Poisonous Policies

Will Fallujah and Najaf be the Americans’ Jenin?

The similarities are eery.

This writer also uses the comparison:

U.S. weighs tactics: NATO carrot or Israeli stick

BAGHDAD — The U.S. military, coping with powder kegs in two very different cities in Iraq, is reviewing tactics used in other high-stakes episodes of strife to test the will–and ability–of Iraqis in Fallujah and Najaf to root out violence and hand over opponents of the U.S.-led coalition.

In particular, sources familiar with the discussions said that U.S. military leaders have mulled the consequences of the urban warfare that Israeli soldiers waged in April 2002 in the West Bank town of Jenin, a densely populated Palestinian stronghold of resistance, and negotiations employed in Macedonia in August 2001 when NATO troops were used to cool an armed rebellion in the former Yugoslav republic.

Military and coalition sources said, the hope is to avoid confrontations in Fallujah, a Sunni stronghold, and Najaf, a Shiite holy city, that would cause high casualties or more bad feelings inside and beyond Iraq toward the U.S. occupation.

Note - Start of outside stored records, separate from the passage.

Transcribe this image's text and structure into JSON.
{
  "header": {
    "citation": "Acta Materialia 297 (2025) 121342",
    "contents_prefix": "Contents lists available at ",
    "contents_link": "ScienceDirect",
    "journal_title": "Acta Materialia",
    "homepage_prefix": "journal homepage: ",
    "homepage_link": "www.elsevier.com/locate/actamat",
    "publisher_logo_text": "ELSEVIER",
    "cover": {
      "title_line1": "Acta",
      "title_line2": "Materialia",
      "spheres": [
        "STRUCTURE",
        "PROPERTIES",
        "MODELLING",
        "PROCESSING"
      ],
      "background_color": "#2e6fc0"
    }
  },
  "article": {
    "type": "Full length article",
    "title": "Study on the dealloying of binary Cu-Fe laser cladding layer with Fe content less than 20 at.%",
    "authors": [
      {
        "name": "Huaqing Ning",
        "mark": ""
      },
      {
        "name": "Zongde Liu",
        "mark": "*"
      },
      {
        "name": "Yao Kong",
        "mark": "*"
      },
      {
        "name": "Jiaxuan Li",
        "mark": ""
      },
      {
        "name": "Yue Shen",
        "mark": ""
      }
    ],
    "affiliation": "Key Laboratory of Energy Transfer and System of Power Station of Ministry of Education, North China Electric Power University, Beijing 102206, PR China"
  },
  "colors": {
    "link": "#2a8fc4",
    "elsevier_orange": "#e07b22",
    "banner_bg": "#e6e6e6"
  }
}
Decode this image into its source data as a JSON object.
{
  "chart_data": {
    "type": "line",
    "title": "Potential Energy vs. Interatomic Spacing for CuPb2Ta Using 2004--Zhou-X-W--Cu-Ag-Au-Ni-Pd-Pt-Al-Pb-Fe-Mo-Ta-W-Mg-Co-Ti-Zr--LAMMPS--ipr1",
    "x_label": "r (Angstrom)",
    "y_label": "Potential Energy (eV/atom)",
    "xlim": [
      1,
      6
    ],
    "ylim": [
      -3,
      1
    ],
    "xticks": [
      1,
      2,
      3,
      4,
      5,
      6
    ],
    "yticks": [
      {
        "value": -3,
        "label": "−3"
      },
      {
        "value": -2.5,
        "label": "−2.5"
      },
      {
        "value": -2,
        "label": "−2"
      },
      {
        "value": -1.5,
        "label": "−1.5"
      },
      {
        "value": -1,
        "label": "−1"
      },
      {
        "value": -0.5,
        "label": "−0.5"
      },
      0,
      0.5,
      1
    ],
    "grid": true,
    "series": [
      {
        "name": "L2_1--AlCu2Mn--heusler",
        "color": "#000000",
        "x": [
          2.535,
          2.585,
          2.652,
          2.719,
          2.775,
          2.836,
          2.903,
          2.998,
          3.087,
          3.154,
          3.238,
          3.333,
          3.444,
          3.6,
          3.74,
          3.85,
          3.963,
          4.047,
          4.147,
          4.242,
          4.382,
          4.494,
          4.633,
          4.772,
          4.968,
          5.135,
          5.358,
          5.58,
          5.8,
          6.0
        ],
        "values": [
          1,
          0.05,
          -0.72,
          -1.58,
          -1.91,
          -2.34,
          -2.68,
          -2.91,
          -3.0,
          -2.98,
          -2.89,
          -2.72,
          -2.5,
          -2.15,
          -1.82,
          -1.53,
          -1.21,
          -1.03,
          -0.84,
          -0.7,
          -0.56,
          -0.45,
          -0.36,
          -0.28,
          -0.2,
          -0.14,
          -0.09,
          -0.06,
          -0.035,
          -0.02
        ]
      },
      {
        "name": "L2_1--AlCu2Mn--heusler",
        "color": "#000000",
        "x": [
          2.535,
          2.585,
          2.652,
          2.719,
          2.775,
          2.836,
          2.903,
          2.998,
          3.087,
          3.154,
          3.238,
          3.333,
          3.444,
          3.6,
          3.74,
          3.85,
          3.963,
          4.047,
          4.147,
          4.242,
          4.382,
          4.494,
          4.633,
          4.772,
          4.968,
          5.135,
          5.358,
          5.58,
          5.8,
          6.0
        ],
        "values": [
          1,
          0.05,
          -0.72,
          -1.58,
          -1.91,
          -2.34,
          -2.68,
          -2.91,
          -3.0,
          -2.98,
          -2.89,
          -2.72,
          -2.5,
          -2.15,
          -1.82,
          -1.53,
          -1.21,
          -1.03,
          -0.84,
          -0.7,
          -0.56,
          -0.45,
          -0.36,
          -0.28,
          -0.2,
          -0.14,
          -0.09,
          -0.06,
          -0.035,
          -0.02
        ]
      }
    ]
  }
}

U.S. military leaders, who were advised by the Israeli army about urban warfare before the Iraq invasion, acknowledge privately that open combat in either city now could be create a situation similar to what happened in Jenin.

Undoubtedly the Iraqis have made the linkage already, as they are acutely aware that their occupation parallels the Israeli occupation of the Palestinians in many respects. This is what Lakhdar Brahimi meant when he referred to Israel’s policies as being “poison in the region.”